As processors have become faster over the years, the cost of a prototypical “computing” operation, such as a floating point addition, has rapidly grown smaller. On the other hand, the cost of communicating data has become proportionately higher. For example, even on a high-end supercomputer, it takes less than a quarter nanosecond (amortized, in a pipelined unit) for a floating point addition, 50 ns to access DRAM memory, and thousands of nanoseconds to receive data from another node. If one considers energy, the comparison is also stark: currently, a floating point operation costs 30-45 picojoules (pJ), an off-chip 64-bit memory access costs 128 pJ, and remote data access over the network costs between 128 and 576 pJ. In order to optimize communication and overall application performance and reduce energy costs, it is imperative to maximize data locality and minimize data movement, both on-node and off-node.
Profiling Tools
Using profiling tools, we can characterize different classes of applications.
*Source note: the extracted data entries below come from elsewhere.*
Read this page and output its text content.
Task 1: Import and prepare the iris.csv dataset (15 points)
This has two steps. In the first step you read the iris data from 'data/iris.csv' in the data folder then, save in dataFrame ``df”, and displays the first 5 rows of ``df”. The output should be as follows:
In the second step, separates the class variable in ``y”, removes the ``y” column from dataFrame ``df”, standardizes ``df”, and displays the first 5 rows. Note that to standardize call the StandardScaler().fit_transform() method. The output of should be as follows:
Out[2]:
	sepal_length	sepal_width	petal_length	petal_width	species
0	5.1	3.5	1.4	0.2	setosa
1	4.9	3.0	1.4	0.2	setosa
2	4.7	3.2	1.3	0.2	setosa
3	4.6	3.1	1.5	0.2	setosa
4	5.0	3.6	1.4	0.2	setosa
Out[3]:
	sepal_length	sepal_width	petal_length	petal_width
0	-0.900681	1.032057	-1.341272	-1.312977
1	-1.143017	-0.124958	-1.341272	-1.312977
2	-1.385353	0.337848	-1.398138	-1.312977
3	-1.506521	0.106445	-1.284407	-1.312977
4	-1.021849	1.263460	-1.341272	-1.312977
With these profiles, we can determine whether the performance of an application is bound by memory, computation, or communication. After preliminary characterization, we can utilize specialized profilers to measure specific phases of the application in detail.
Mapping
In addition to profiling, we can predict the performance benefits of intelligently mapping applications. Creating these mappings is time consuming and difficult, because the general problem is NP-hard. In order to overcome this, we plan to create a holistic communication profile by combining a variety of network and system measurements, such as the communication graph, network counters, and average number of hops. Then, this information can be used alongside the minimum latency and peak bandwidth values to predict the performance of alternative mappings, either analytically using general models developed from real world tests, or through simulations of the network. Our long-term goal is to design, implement and evaluate algorithms for the near-optimal mapping of tasks in a parallel application to the underlying network topology in order to improve performance.